3/4 cup grated or finely chopped potato
Salt, pepper and butter

Meat Variations: Turkey and oysters; ham and chopped liver; ham and cheese; beef and mutton, bacon and chicken, and so forth. Just keep the same basic proportions, including the veggies.

Veggie Variations: Bear in mind Gramma's "juicy" rule, above. Good combos are onions and drained kraut; apples and walnuts; apples and garlic; carrots and cauliflower; mushrooms and green peas ... but for a Welshman, there must be onions. Ok, leeks if you wanna be authentic. But always onions.

Assembling an original Welsh/Cornish Pasty:
Step 1: Drink a pint of best bitters. Light the oven, set for 350° F, or as Gramma would say, moderate'.

Step 2: Draw another pint for future reference.

Step 3: Retrieve the dough from the coldbox.

Step 4: Roll it out to make four flats, each one about 6" by 10", roughly rectangular, and 1/4"+ thick. The odd little bits are the dibbles, & now is the time to process those.

Step 4.5: Make the dibbles about the size of silver dollars.. press each into a saucer/plate covered with brown sugar and cinnamon/ginger mix, your choice. Do both sides. Stick on greased cookie sheet, stick in oven, & in 10 minutes or so you may treat the famished horde about your feet.

Step 5: Keeping fair proportions in mind, arrange the filling across the middle of each pasty blank. Work across the 6-inch way. For each pasty: put a layer of meat, a layer of veggie stuff, a layer of meat, a layer of veggie stuff, until you have used up about 1/4 of your filling. Salt and pepper each layer, and put a pat of butter on the top.

Step 6: Consult your pint of bitter.

Step 7: Now, fold, pinch & otherwise seal up your pasties.. Actually try to make them look like nice thick letters such as you would get in the mail. Place on a (very lightly greased) baking pan, on foil if you are so inclined (Sometimes they do leak!), wait for the oven to catch up a little, then stick 'em in there.

Step 8: Get another pint of best bitter. Set your timer for 45 minutes. If all goes well, even before the timer goes off, perfect strangers will come to your door, wanting to know what that wonderful aroma is.
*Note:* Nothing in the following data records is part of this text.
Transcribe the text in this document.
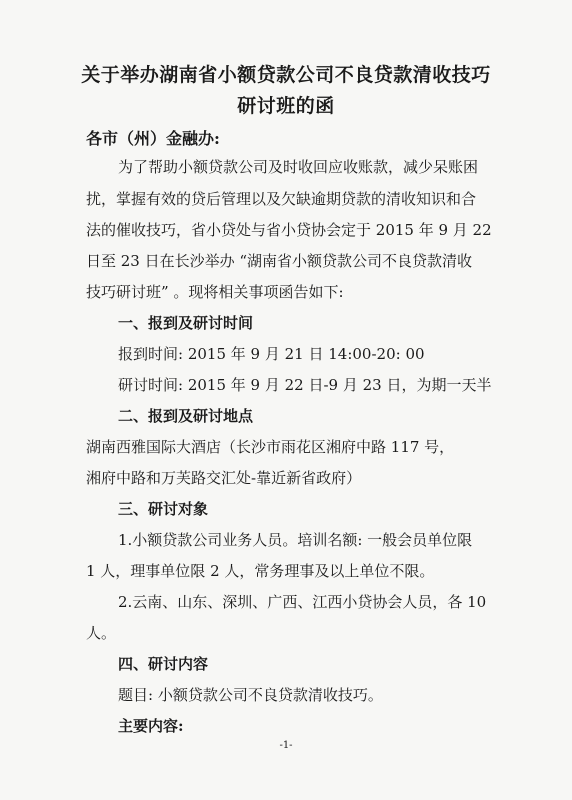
关于举办湖南省小额贷款公司不良贷款清收技巧
研讨班的函
各市（州）金融办:
为了帮助小额贷款公司及时收回应收账款，减少呆账困
扰，掌握有效的贷后管理以及欠缺逾期贷款的清收知识和合
法的催收技巧，省小贷处与省小贷协会定于 2015 年 9 月 22
日至 23 日在长沙举办 “湖南省小额贷款公司不良贷款清收
技巧研讨班” 。现将相关事项函告如下:
一、报到及研讨时间
报到时间: 2015 年 9 月 21 日 14:00-20: 00
研讨时间: 2015 年 9 月 22 日-9 月 23 日，为期一天半
二、报到及研讨地点
湖南西雅国际大酒店（长沙市雨花区湘府中路 117 号，
湘府中路和万芙路交汇处-靠近新省政府）
三、研讨对象
1.小额贷款公司业务人员。培训名额: 一般会员单位限
1 人，理事单位限 2 人，常务理事及以上单位不限。
2.云南、山东、深圳、广西、江西小贷协会人员，各 10
人。
四、研讨内容
题目: 小额贷款公司不良贷款清收技巧。
主要内容:
-1-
Step 9: Serve 'em up, with potato/corn chowder, or tomato soup.. follow up with yohgurt(*) and apple sauce, mixed 1/2 and 1/2.

Condiments: the default is strong mustard, with horse-radish being favored to the north. Wasabi or Japanese horse-radish (that green explosive powdered stuff) is great with the saltier versions of filling. My favorite wasabi is Strangling Samurai Death & Thunder brand.

Modern stuff: If you want to freeze them for later use, partially or mostly precook the fillings before making up the pasties. Also, only bake for 30 minutes. Chill as soon as possible, like straight into the freezer? When ready to use, go from freezer to 450° F oven for 20+ minutes, or until edible.

Microwave? I have no idea.

Enjoy! Rupert the Round and Jolly
(*) How many spellings do YOU know for yogurt?